VIEWPOINT OF THE ITALIAN EMBASSY
10. (S/NF) ISN/CTR met with xxxxxxxxxxxx at the Italian Embassy to explore possible collaboration in Libya, following the example of Iraq, where the Italians are working with us on scientist engagement projects. xxxxxxxxxxxx said that Italy had not been involved in the nuclear scientist redirection efforts in Libya but was working with them on converting the former biological weapons factory to a pharmaceutical plant. The plan is for the pharmaceutical plant to produce medicines for treating HIV/AIDS for export to sub-Saharan Africa. He noted the Libyans did not seem very concerned with meeting this goal, but instead thought TRIPOLI 00000886 004.2 OF 004 Italy and other countries should be pleased that at least the factory was not being used for its former purpose (developing biological weapons). Ensuring Libya lives up to its commitments to destroy the stockpiles of chemical weapons is another concern of Italy, particularly given Libya's geographic proximity. In xxxxxxxxxxxx's view, the Libyans are stalling on the destruction of the stockpiles in order to keep this "as a bargaining chip" (Refs F, G). More broadly, in terms of the medical system in Libya, xxxxxxxxxxxx noted around 200 Libyan doctors have been trained in Italy, and they had established a good network between the Libyan and Italian medical schools. He thought this might be a good resource for U.S.-based medical trainers to tap into.

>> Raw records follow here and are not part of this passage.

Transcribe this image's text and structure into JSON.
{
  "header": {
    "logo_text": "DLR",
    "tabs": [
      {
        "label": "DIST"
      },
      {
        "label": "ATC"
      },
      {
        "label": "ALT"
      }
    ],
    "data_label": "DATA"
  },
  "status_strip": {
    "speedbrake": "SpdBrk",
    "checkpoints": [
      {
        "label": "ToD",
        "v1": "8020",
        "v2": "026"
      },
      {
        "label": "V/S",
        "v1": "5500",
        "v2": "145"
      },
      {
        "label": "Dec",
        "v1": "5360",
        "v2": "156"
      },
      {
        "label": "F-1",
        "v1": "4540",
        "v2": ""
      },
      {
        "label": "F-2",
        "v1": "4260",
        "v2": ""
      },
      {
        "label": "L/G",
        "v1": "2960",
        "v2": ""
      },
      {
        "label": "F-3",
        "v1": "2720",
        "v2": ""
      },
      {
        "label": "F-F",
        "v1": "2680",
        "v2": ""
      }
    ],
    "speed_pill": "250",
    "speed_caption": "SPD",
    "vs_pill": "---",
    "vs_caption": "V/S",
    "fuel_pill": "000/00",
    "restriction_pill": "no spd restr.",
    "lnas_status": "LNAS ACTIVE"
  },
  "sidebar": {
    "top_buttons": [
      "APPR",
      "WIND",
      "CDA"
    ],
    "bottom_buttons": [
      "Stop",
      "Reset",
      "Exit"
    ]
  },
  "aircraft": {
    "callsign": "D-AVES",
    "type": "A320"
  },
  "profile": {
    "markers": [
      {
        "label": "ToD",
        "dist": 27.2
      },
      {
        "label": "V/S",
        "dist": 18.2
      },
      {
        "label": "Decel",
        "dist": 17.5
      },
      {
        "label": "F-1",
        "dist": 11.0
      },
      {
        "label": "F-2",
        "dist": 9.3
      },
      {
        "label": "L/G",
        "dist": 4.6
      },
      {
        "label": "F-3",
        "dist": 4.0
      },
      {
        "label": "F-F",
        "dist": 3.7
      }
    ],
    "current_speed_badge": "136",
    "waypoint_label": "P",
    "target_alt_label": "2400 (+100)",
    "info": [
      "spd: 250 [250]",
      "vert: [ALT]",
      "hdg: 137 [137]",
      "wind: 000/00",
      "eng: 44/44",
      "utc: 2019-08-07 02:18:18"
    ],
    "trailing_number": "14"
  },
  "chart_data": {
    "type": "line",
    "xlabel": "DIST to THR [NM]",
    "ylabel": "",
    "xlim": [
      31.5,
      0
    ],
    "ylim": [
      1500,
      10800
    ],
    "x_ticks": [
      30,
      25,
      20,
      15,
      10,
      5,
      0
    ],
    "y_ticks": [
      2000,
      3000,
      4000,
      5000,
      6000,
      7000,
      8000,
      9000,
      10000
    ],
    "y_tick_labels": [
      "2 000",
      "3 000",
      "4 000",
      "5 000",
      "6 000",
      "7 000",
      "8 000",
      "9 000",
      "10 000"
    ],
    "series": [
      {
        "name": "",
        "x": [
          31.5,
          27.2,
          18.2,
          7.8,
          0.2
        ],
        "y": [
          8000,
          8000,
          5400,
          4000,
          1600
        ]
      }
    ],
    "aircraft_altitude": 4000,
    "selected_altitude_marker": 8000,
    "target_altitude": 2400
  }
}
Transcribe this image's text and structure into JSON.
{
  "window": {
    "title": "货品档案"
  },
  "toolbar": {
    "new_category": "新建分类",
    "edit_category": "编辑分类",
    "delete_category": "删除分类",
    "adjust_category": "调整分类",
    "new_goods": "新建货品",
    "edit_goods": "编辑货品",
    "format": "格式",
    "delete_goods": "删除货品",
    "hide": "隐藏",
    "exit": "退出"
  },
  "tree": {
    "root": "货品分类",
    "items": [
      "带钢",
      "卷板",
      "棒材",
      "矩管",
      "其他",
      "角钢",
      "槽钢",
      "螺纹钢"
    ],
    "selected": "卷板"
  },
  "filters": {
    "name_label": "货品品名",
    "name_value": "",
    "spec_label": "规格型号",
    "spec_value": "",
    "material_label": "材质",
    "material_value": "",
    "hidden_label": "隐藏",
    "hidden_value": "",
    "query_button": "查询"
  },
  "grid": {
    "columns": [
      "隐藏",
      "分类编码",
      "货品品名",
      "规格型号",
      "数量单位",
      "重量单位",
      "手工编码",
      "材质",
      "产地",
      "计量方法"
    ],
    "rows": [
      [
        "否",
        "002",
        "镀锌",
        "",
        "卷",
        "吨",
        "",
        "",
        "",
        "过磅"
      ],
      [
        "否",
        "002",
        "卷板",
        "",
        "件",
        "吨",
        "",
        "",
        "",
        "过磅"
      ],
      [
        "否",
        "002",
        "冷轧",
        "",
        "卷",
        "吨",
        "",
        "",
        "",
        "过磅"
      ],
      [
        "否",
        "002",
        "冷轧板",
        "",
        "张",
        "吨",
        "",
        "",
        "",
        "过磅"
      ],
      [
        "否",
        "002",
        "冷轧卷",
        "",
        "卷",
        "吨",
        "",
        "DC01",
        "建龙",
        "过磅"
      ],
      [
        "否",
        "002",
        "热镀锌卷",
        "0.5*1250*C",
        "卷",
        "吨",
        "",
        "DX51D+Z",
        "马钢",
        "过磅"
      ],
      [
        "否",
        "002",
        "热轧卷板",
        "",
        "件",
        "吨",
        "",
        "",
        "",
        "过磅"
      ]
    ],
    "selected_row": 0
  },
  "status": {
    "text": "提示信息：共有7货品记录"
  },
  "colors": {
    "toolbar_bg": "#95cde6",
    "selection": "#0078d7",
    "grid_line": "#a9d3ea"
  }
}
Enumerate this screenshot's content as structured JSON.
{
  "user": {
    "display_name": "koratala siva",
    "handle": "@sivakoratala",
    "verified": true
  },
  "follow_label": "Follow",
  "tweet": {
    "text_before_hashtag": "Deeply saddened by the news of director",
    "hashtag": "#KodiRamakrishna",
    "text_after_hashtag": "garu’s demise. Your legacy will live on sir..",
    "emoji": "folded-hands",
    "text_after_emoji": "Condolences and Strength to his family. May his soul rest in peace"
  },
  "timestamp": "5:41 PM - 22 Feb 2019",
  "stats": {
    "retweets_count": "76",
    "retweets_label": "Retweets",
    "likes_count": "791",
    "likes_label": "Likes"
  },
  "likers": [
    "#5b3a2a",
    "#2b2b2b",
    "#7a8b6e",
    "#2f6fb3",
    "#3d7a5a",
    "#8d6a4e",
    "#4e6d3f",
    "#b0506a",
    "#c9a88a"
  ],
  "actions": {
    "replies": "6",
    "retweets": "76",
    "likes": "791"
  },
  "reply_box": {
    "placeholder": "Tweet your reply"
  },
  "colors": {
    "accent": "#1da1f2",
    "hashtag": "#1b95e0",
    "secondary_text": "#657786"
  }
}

11.(S/NF) Comment: As the success of many of our programs in Libya hinges on personal relationships, this recent visit was a critical step in establishing a strong rapport between ISN/CTR staff and their Libyan interlocutors. Our main point of contact for Libyan scientist engagement, Dr. Ali Gashut, made a real effort to welcome Kate Insley and DA Brown, as evidenced by his participation in their meetings. He also personally invited them to a traditional Libyan dinner and even brought along his teenage son, transparently underscoring the importance of cultivating interpersonal relationships in Libyan cultural context. It is also important to note that Libya is a relatively small country (population around 6 million), and the cadre of Libya's US-trained scientists is also small. Most of Libya's US-trained scientists were educated in the U.S. before sanctions, and as they are now in their 50's and 60's and will retire soon, we only have about 5-10 years more to pursue joint projects with this group of people. Due to Libya's isolation during the past few decades as well as a previous ban on teaching English, the current generation of young professionals has had little exposure to Western work-styles and has limited facility in English language. The ISN/CTR programs present an excellent opportunity to address this generation gap. End comment.